For the average developer the Entity Framework is a black box that magically gets you your data.  This leads to two problems:

  1. When and where database interactions happen are not clear to the developer, which can lead to lots of odd performance problems
  2. If there is a problem with how the "magic" works, it involves a lot of troubleshooting and you may discover that there's no good way to fix the problem and be forced to work around it

When working on a team of full-stack developers that are also the database experts, the hoops that it forces them to jump through in order to do something that should be simple just doesn't make sense.  I tend to favor simple tools that are very clear about how they operate; this results in far less surprises midway through a project.

Your Data Layer Matters!

Of course it matters.  What you use for your data layer is a fundamental decision that will affect a good chunk of your application and the development workflow that your team will need to follow.  This is one of those foundational elements that I don't think developers give enough thought.  I've come across too many developers that seem to have a "favorite" data layer and subsequently force it into every project that they work on.  I'm looking at you Entity Framework lovers!

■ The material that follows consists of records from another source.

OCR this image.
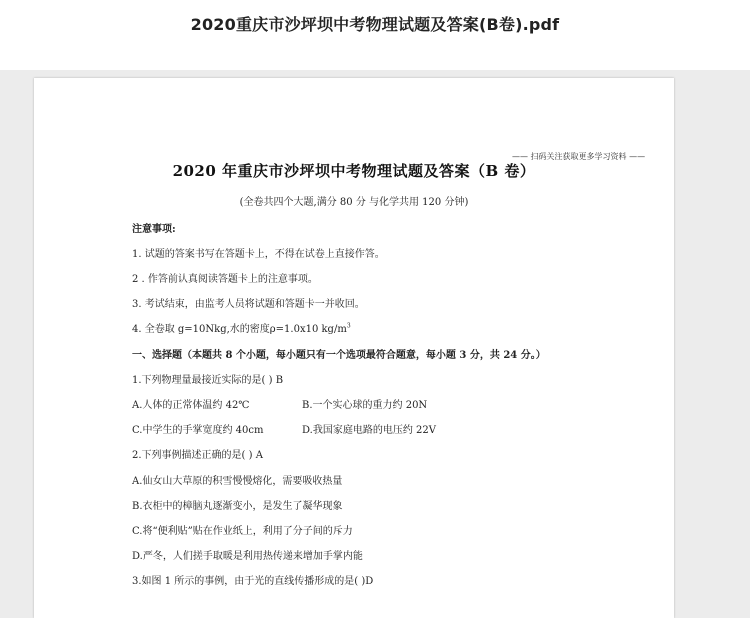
2020重庆市沙坪坝中考物理试题及答案(B卷).pdf
—— 扫码关注获取更多学习资料 ——
2020 年重庆市沙坪坝中考物理试题及答案（B 卷）
(全卷共四个大题,满分 80 分 与化学共用 120 分钟)
注意事项:
1. 试题的答案书写在答题卡上，不得在试卷上直接作答。
2 . 作答前认真阅读答题卡上的注意事项。
3. 考试结束，由监考人员将试题和答题卡一并收回。
4. 全卷取 g=10Nkg,水的密度ρ=1.0x10 $kg/m^3$
一、选择题（本题共 8 个小题，每小题只有一个选项最符合题意，每小题 3 分，共 24 分。）
1.下列物理量最接近实际的是( ) B
A.人体的正常体温约 42℃	B.一个实心球的重力约 20N
C.中学生的手掌宽度约 40cm	D.我国家庭电路的电压约 22V
2.下列事例描述正确的是( ) A
A.仙女山大草原的积雪慢慢熔化，需要吸收热量
B.衣柜中的樟脑丸逐渐变小，是发生了凝华现象
C.将“便利贴”贴在作业纸上，利用了分子间的斥力
D.严冬，人们搓手取暖是利用热传递来增加手掌内能
3.如图 1 所示的事例，由于光的直线传播形成的是( )D
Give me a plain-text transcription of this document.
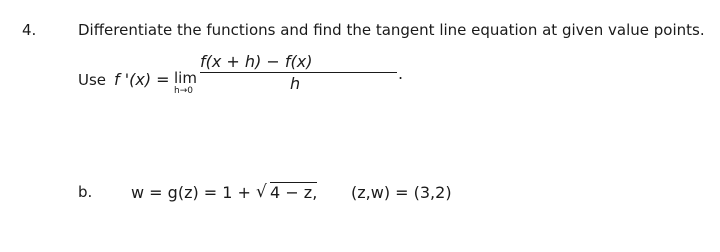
4.	Differentiate the functions and find the tangent line equation at given value points.
Use f '(x) = lim
h→0
f(x + h) − f(x)
h
.
b. w = g(z) = 1 + √ 4 − z, (z,w) = (3,2)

Okay, that's unfair.  It's not just the Entity Framework, and frankly it gets a bad wrap, but that's because it gets misused a lot.  However, since I brought it up I'll continue to pick on it, but I could be picking on any data layer or technology in general.

The Entity Framework has some very specific use-cases that it's very good at.  One of those is getting an application up and running from scratch with very little effort.  Since it's so easy to get up and running at the start of development, and it works really well for small projects (i.e. most developers' proof-of-concept projects), I see a lot of developers commit to this technology without fully considering the greater implications of doing so.

The Entity Framework (or similar heavyweight ORM) can actually become quite a burden as a project grows and multiple developers are making changes to the data layer in parallel.  It's great if you develop your application in horizontal slices (i.e. one developer is responsible for the entire data layer), but if you develop your application in vertical slices (i.e. one developer is responsible for a feature end-to-end) then working with a heavyweight ORM just becomes a tax on your developer's productivity.  The developers either need to identify overlap and coordinate all of their changes upfront, or deal with the nightmare that is merging EDMX files after the fact.

If you're about to start a project where you have multiple developers working concurrently and each developer is responsible for a full feature (vertical slice of your application), then a heavyweight ORM is likely going to be more trouble than it's worth.  I would urge you to consider a lightweight or dynamic data layer like Massive or Dapper.

I don't think anything I'm saying here is revolutionary or anything you likely haven't heard before.  This is really about choosing the right tool to solve the problem at hand.  I just wanted to remind you that it's not just the problem that needs to be considered; you also need to consider what the division of labor will be among your development team.  Unfortunately, that means you can't blindly use your favorite technology on every project; always pick the right tool to solve the problem at hand.